4 Different Certificate of Deposit Options


While the traditional certificate of deposit is the most popular type, there are other varieties of CDs being offered by financial institutions that are gaining popularity due to their flexibility. A traditional CD will still offer the highest yield in most situations, but you may find that the other certificate of deposit options are more suited for your needs.

Here are 4 Different Certificate of Deposit Options:

Traditional CD:

when people talk about CDs, chances are this is the savings product they are discussing. You deposit a specific amount of money for a specific period of time, in order to receive a fixed interest rate. When the CD reaches its maturity date (the predetermined date selected when you deposited the money) you would have the option to withdraw the money or roll it into a new CD for another term. Most banks and financial institutions will let you add more money during this roll over term, also. Removing money from a CD before it reaches maturity is costly, with penalties and lost of interest definite; and sometimes a loss of your principal deposit, as well.

Brokerage CD:

as the name implies, a brokerage CD is sold through a broker. Because banks using brokered certificate of deposits compete nationally, the rates are often higher than the CDs you can purchase from your local bank. Brokered CDs are also more liquid than a traditional certificate and can be traded like bonds, but when doing so – you can't be guaranteed you won't lose some of your money. Brokered certificates are insured by the FDIC, as long as you hold the certificate until it reaches it's maturity date.

Liquid CD:

if the idea of keeping your money in the bank for a certain period of time scares you, the liquid certificate may be a good option. These certificates allow you to withdraw money without penalty before the maturity date, but you probably have to maintain a minimum balance, and leave the money in the certificate for a minimum length of time before you can withdraw it without penalty. While it's possible to withdraw money from a liquid CD before the maturity date, there is likely to be a maximum allowed withdrawal limit placed on the account, which means you can't just pull money out of the CD as easily or conveniently as you might a savings account or checking account. Liquid CDs have lower rates of return than traditional or brokerage CDs.

Bump-Up CD:

one of the primary disadvantages of saving money in certificate of deposits is that you lock in the interest rate for a specific period of time. If you lock your money in for two years at the current rate, and interest rates go up during that time – you're not earning as much as you could be. A bump-up certificate of deposit typically allow you to get the higher rate one time per term; so if you lock in and discover six months later that the interest rates have gone up a half percent, you can call the bank and ask them to bump-up your rate for the rest of your certificate's term.

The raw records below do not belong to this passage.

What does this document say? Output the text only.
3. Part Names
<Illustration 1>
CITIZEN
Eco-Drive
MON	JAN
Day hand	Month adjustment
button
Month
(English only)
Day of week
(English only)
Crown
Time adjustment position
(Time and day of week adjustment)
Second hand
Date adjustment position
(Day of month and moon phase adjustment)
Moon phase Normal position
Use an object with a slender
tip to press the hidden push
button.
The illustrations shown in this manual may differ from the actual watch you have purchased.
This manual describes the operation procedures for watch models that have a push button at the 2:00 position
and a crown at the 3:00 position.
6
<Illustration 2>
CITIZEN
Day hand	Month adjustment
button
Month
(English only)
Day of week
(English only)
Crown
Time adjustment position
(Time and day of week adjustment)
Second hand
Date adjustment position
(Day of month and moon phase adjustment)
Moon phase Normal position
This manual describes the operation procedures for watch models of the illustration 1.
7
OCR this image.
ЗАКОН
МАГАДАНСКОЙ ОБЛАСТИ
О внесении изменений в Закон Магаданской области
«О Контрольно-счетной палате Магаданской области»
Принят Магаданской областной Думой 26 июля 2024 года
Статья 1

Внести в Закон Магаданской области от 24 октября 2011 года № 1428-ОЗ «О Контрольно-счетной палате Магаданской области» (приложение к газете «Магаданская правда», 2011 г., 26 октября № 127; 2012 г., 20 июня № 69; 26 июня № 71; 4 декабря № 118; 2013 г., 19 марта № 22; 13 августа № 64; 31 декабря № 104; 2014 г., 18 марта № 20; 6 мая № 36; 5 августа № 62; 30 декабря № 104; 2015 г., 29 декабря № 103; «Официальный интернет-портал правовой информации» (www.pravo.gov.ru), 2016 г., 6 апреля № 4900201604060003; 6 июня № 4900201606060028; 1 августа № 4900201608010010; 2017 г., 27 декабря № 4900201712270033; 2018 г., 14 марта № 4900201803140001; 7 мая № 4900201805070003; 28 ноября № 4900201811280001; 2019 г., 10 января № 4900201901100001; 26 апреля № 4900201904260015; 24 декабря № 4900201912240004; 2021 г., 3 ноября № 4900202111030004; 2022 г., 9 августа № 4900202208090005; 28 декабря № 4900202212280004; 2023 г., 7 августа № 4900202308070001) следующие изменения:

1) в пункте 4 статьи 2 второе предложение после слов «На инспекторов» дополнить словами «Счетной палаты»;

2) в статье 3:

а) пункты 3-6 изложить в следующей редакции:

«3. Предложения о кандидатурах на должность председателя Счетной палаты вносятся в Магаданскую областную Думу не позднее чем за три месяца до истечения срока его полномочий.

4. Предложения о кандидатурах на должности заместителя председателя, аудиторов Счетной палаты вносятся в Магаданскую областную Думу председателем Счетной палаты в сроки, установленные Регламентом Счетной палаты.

These four options are the most common types of certificate of deposit products. You also can choose from a zero-coupon certificate which lets you buy the CD at a discount compared to what the final value will be when the certificate matures and callable CDs, which could end up with a lower interest rate than what you started out with. Discuss your options with a trusted financial professional to determine which type of certificate of deposit is best for your needs.



Comments
1 Comments.


Comment #2 by Anonymous posted on
Anonymous
On a "reverse mortgage" who decides on what type of CD that is issued to the borrower?

Do I decide how much money I want to withdraw each month, or does the lender?

Who decides on what bank I will be using for the deposit.